Ex-U.S. Navy serviceman to face possible deportation on January 10

By Natasha Waldron Anthony

A 36-year-old Guyanese, who resides in the United States and has served in the U.S. Navy as a Petty Officer, First Class, awaits his fate to either be deported or remain in the U.S. on January 10, 2011 

The Yonkers, New York resident, who has been living in the U.S. since 1988, was detained at the JFK International Airport on November 25, 2010 after returning from vacation in Jamaica. 

The man’s attorney, Angelo MacDonald, of MacDonald Law firm in Manhattan, told Guyana Times International that his client was convicted of manslaughter in the second degree in 2002, following an accident involving the car he was driving while intoxicated, which resulted in the death of one of his close friends.

MacDonald said the conviction in New York is equivalent to involuntary manslaughter, not a voluntary act.

He told this publication that when his client arrived from Jamaica at the JFK Airport in New York on Thanksgiving Night, it prompted the U.S. Customs and Immigration officers to pay closer attention to him, since he was travelling alone, as his wife had returned to the U.S.A. the day before. 

When the officers saw the 2002 conviction record, they detained the man to then initiate deportation proceedings against him. 

McDonald said, “You’re a Green Card holder, spent almost your whole life here. You’ve served your country, you’ve worked, paid your taxes, but you’re not a citizen; and because you’ve had a criminal conviction, depending on the conviction, you can be taken into custody, held without bail, held for  a long period of time, denied from seeing a judge, not entitled to a lawyer at the government’s expense, and you can be sent anywhere in the country, you have no control over it. All of that is legal, and it’s the way, and you can’t stop that.” 

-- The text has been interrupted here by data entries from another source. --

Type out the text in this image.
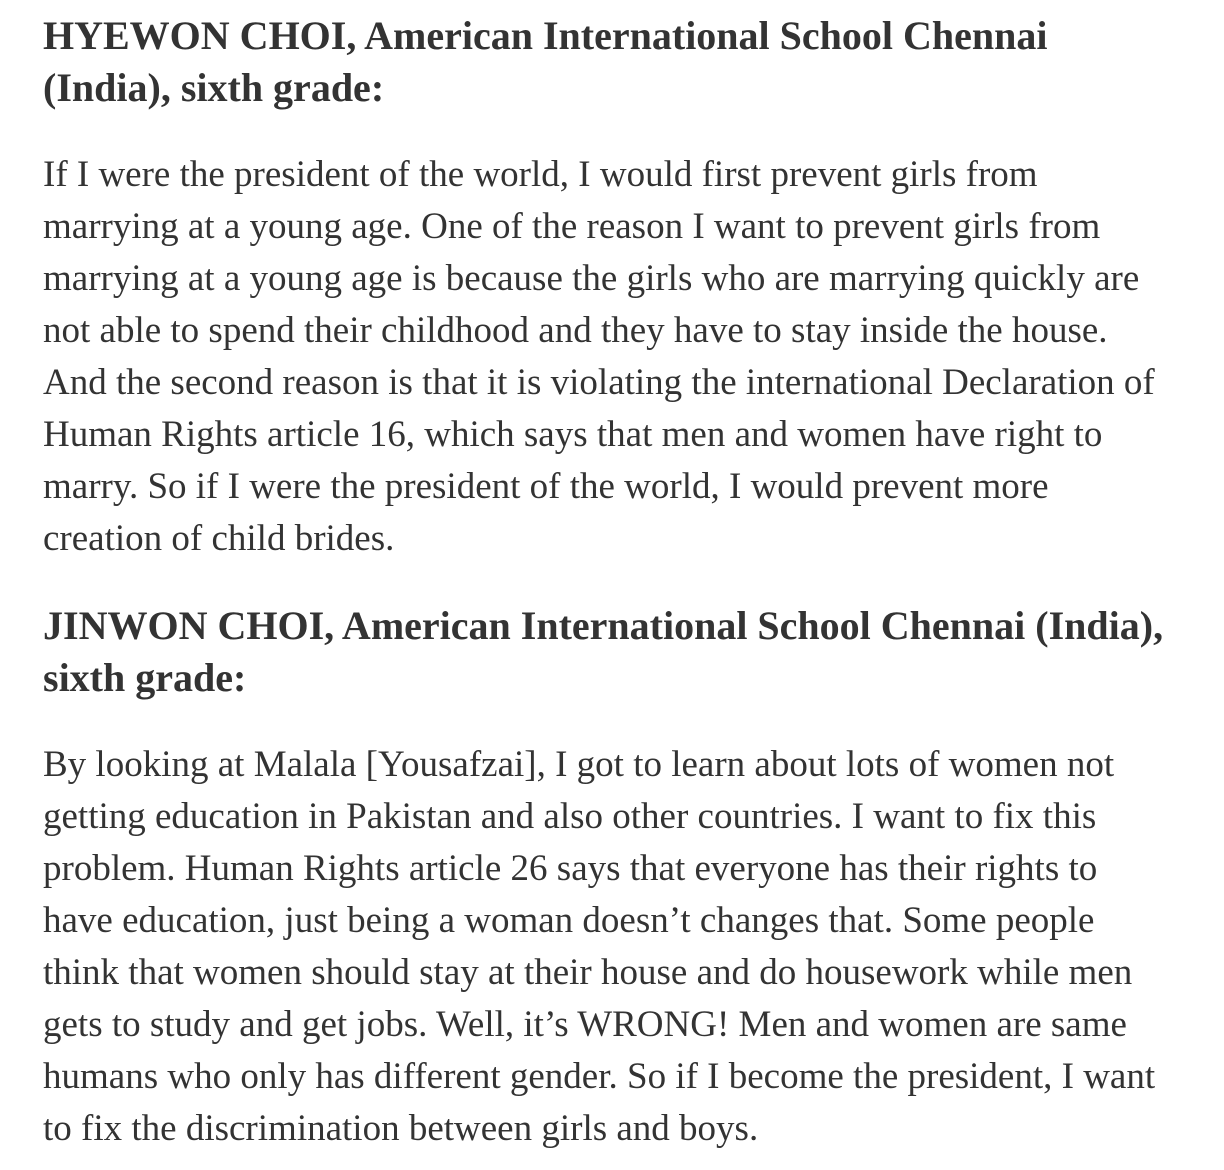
HYEWON CHOI, American International School Chennai
(India), sixth grade:

If I were the president of the world, I would first prevent girls from
marrying at a young age. One of the reason I want to prevent girls from
marrying at a young age is because the girls who are marrying quickly are
not able to spend their childhood and they have to stay inside the house.
And the second reason is that it is violating the international Declaration of
Human Rights article 16, which says that men and women have right to
marry. So if I were the president of the world, I would prevent more
creation of child brides.

JINWON CHOI, American International School Chennai (India),
sixth grade:

By looking at Malala [Yousafzai], I got to learn about lots of women not
getting education in Pakistan and also other countries. I want to fix this
problem. Human Rights article 26 says that everyone has their rights to
have education, just being a woman doesn’t changes that. Some people
think that women should stay at their house and do housework while men
gets to study and get jobs. Well, it’s WRONG! Men and women are same
humans who only has different gender. So if I become the president, I want
to fix the discrimination between girls and boys.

His client was taken to the Hudson County Jail in New Jersey that same night, where he awaited documentation explaining why he was being deported to Guyana. However, since that piece of paper was not presented to the Immigration Court in Manhattan, the judge threw out the case. 

That was earlier this month, on December 14, after MacDonald submitted a motion for bond or bail on December 3, challenging that the 2002 conviction was involuntary and was not considered serious enough for removal. 

And his client was released from the New Jersey jail a week later and has to return to the JFK Airport in New York on January 10. 

However, since nothing has happened, the attorney says going to federal court to stop them is not an option now, “they could end up just giving him back his Green Card and he goes along with his life, or they can take him into custody again. We just don’t know right now.” 

MacDonald is advising all Green card holders that, once it is possible to become a U.S. citizen, do it, as it offers you all the rights and protection as any person who is actually born here in the USA. 

His client is married to a U.S. citizen and works in the construction industry.